DNA can activate three distinct pathways, each of which contributes differentially to the development of autoimmunity. The Stimulator of INterferon Genes (STING) pathway is essential for the development of arthritis in the DNase II deficient mouse, while the Absent in Melanoma 2 (AIM2) pathway contributes, but is not sufficient for, arthritis development, due to decreased production of IL-18. Deficiency of the endosomal TLR pathway does not affect arthritis severity, but completely abrogates the development of anti-nuclear antibodies in the DNaseII deficient setting. We continue to address the role of these pathways in autoimmune diseases. In addition, several projects in the laboratory, highlighted below, address the specific role of these innate immune pathways in bone.
DNaseII deficient mice exhibit striking trabecular bone formation in the spleens and long bones, and this bone accrual phenotype requires STING, leading us to investigate the role of recognition of DNA in bone. DNA found in the cytosol of cells is a danger signal, indicative of viral infection or response to oxidative stress and clearance of apoptotic cells. Cytosolic DNA can be recognized by several pathways, including the cGAS (cyclic GMP AMP synthase)-STING (STimulator of INterferon Genes) pathway. Activating mutations in STING lead to the type I interferonopathy SAVI (STING-Associated Vasculopathy with onset at Infancy). We are interested in understanding how this pathway influences bone homeostasis, with particular interest in the role of STING in modifying bone loss.
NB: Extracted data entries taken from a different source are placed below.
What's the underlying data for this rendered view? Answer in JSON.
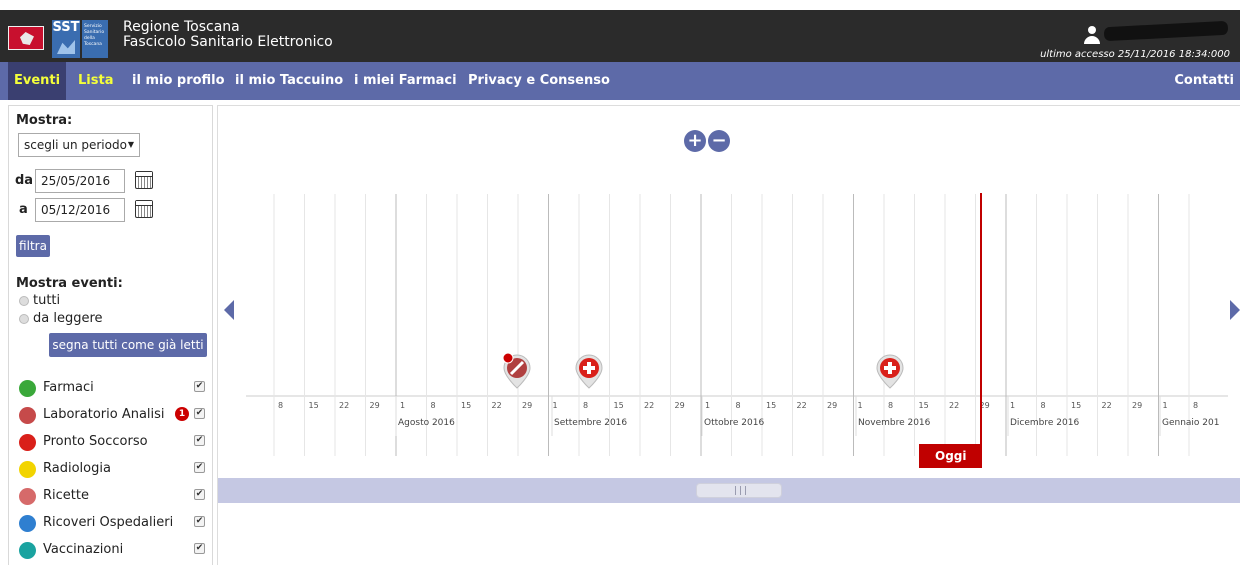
{
  "header": {
    "title_line1": "Regione Toscana",
    "title_line2": "Fascicolo Sanitario Elettronico",
    "sst_logo": "SST",
    "sst_logo_small": "Servizio Sanitario della Toscana",
    "last_access": "ultimo accesso 25/11/2016 18:34:000"
  },
  "nav": {
    "items": [
      "Eventi",
      "Lista",
      "il mio profilo",
      "il mio Taccuino",
      "i miei Farmaci",
      "Privacy e Consenso"
    ],
    "right": "Contatti"
  },
  "sidebar": {
    "show_label": "Mostra:",
    "period_select": "scegli un periodo",
    "from_label": "da",
    "from_value": "25/05/2016",
    "to_label": "a",
    "to_value": "05/12/2016",
    "filter_button": "filtra",
    "show_events_label": "Mostra eventi:",
    "radio_all": "tutti",
    "radio_unread": "da leggere",
    "mark_read_button": "segna tutti come già letti",
    "categories": [
      {
        "label": "Farmaci",
        "color": "#3aa83a",
        "checked": true
      },
      {
        "label": "Laboratorio Analisi",
        "color": "#c64a4a",
        "checked": true,
        "badge": "1"
      },
      {
        "label": "Pronto Soccorso",
        "color": "#d9201a",
        "checked": true
      },
      {
        "label": "Radiologia",
        "color": "#f2d400",
        "checked": true
      },
      {
        "label": "Ricette",
        "color": "#d66a6a",
        "checked": true
      },
      {
        "label": "Ricoveri Ospedalieri",
        "color": "#2f7fd0",
        "checked": true
      },
      {
        "label": "Vaccinazioni",
        "color": "#1aa3a0",
        "checked": true
      }
    ]
  },
  "timeline": {
    "today_label": "Oggi",
    "months": [
      "Agosto 2016",
      "Settembre 2016",
      "Ottobre 2016",
      "Novembre 2016",
      "Dicembre 2016",
      "Gennaio 201"
    ],
    "ticks": [
      "8",
      "15",
      "22",
      "29",
      "1",
      "8",
      "15",
      "22",
      "29",
      "1",
      "8",
      "15",
      "22",
      "29",
      "1",
      "8",
      "15",
      "22",
      "29",
      "1",
      "8",
      "15",
      "22",
      "29",
      "1",
      "8",
      "15",
      "22",
      "29",
      "1",
      "8"
    ],
    "colors": {
      "accent": "#5d6aa8",
      "today": "#c00000",
      "marker": "#d9201a"
    }
  }
}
AIM2 is a DNA-sensor that is capable of determining whether a cell lives or dies. Upon activation, AIM2 assembles an inflammasome complex and activates the mature form of IL-1β and IL-18. AIM2 can also induce pyroptosis, an inflammatory form of cell death through the activation of Gasdermin D. We are investigating the role of AIM2 in inflammation and bone homeostasis during aging and cancer.
IL-17A is a key inflammatory cytokine in certain rheumatic diseases, including spondyloarthritis and psoriasis. While studying IL-17A biology in the immunopathology of SpA, we became interested in additional IL-17 family members and are investigating their role in the rheumatic diseases and in bone pathology.
Rheumatoid arthritis patients are at a nearly doubled risk of developing cardiovascular disease (CVD), which is not fully controlled by traditional CVD or RA therapies. There remains an unmet clinical need to pursue the shared pathologies connecting RA and CVD. We are interested in the role of one factor, the epigenetic regulator of hematopoietic fate Ten-Eleven Translocase 2 (TET2) and are studying the potential role of TET2 in arthritis, bone and the vasculature.